For the first time in a while, it feels like NASCAR fans see a bigger light at the end of the tunnel. The start of 2026 has brought real optimism, from improved racing to sharper marketing, and even an 11 percent bump for the Daytona 500 to 7.5 million viewers. After a rough couple of seasons, that kind of stability matters. The question now is simple, is this momentum real or just a honeymoon phase?

  • Is NASCAR finally leaning into what makes the sport fun instead of forcing gimmicks?
  • Are driver personality promos building future stars the right way?
  • Does embracing the sport’s identity matter more than chasing casual viewers?
  • And most importantly, can NASCAR stay consistent long enough for growth to stick?

There’s been a noticeable shift.

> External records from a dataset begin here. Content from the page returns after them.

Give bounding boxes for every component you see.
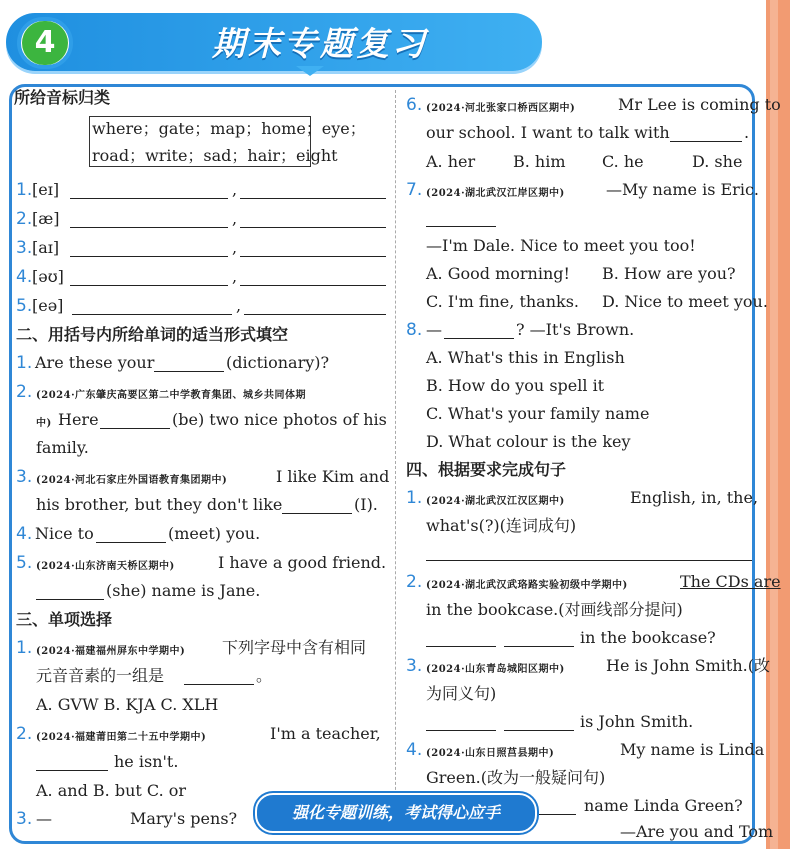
q8-option-b: B. How do you spell it (426, 376, 605, 395)
answer-blank[interactable] (426, 632, 496, 647)
s4-q2-text: The CDs are (680, 572, 781, 591)
answer-blank[interactable] (240, 242, 386, 257)
answer-blank[interactable] (70, 213, 228, 228)
s2-q4-num: 4. (16, 524, 33, 544)
s2-q5-source: (2024·山东济南天桥区期中) (36, 561, 175, 572)
answer-blank[interactable] (504, 632, 574, 647)
s2-q4-hint: (meet) you. (168, 524, 261, 543)
q6-option-d: D. she (692, 152, 743, 171)
s2-q2-source-2: 中) (36, 418, 52, 429)
answer-blank[interactable] (426, 716, 496, 731)
q8-option-d: D. What colour is the key (426, 432, 631, 451)
s2-q3-hint: (I). (354, 495, 378, 514)
s4-q4-source: (2024·山东日照莒县期中) (426, 748, 555, 759)
q8-option-a: A. What's this in English (426, 348, 625, 367)
s3-q2-num: 2. (16, 724, 33, 744)
s3-q3-num: 3. (16, 809, 33, 829)
q7-source: (2024·湖北武汉江岸区期中) (426, 188, 565, 199)
page-title: 期末专题复习 (212, 24, 428, 63)
s2-q5-text: I have a good friend. (218, 553, 387, 572)
s2-q5-num: 5. (16, 553, 33, 573)
s4-q2-text-3: in the bookcase? (580, 628, 716, 647)
answer-blank[interactable] (36, 756, 108, 771)
answer-line[interactable] (426, 546, 752, 561)
answer-blank[interactable] (444, 324, 514, 339)
s2-q2-text: Here (58, 410, 99, 429)
s4-q4-text-3: name Linda Green? (584, 796, 743, 815)
q7-option-b: B. How are you? (602, 264, 736, 283)
answer-blank[interactable] (96, 528, 166, 543)
s4-q5-partial: —Are you and Tom (620, 822, 774, 841)
q6-text-2: our school. I want to talk with (426, 123, 670, 142)
s4-q4-text-2: Green.(改为一般疑问句) (426, 768, 606, 787)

The marketing feels more modern without feeling fake. Broadcasts are embracing energy and meme culture without losing authenticity. Social media efforts are spotlighting drivers and personalities in ways that echo how legends like Dale Earnhardt Jr., Jeff Gordon, and Tony Stewart once drew fans in. NASCAR’s identity has always been edge, personality, and grassroots simplicity, and recent changes feel closer to that core. But none of it matters without patience. Jaret believes the foundation may be stronger right now, but consistency will decide whether this is a spark or a true turning point.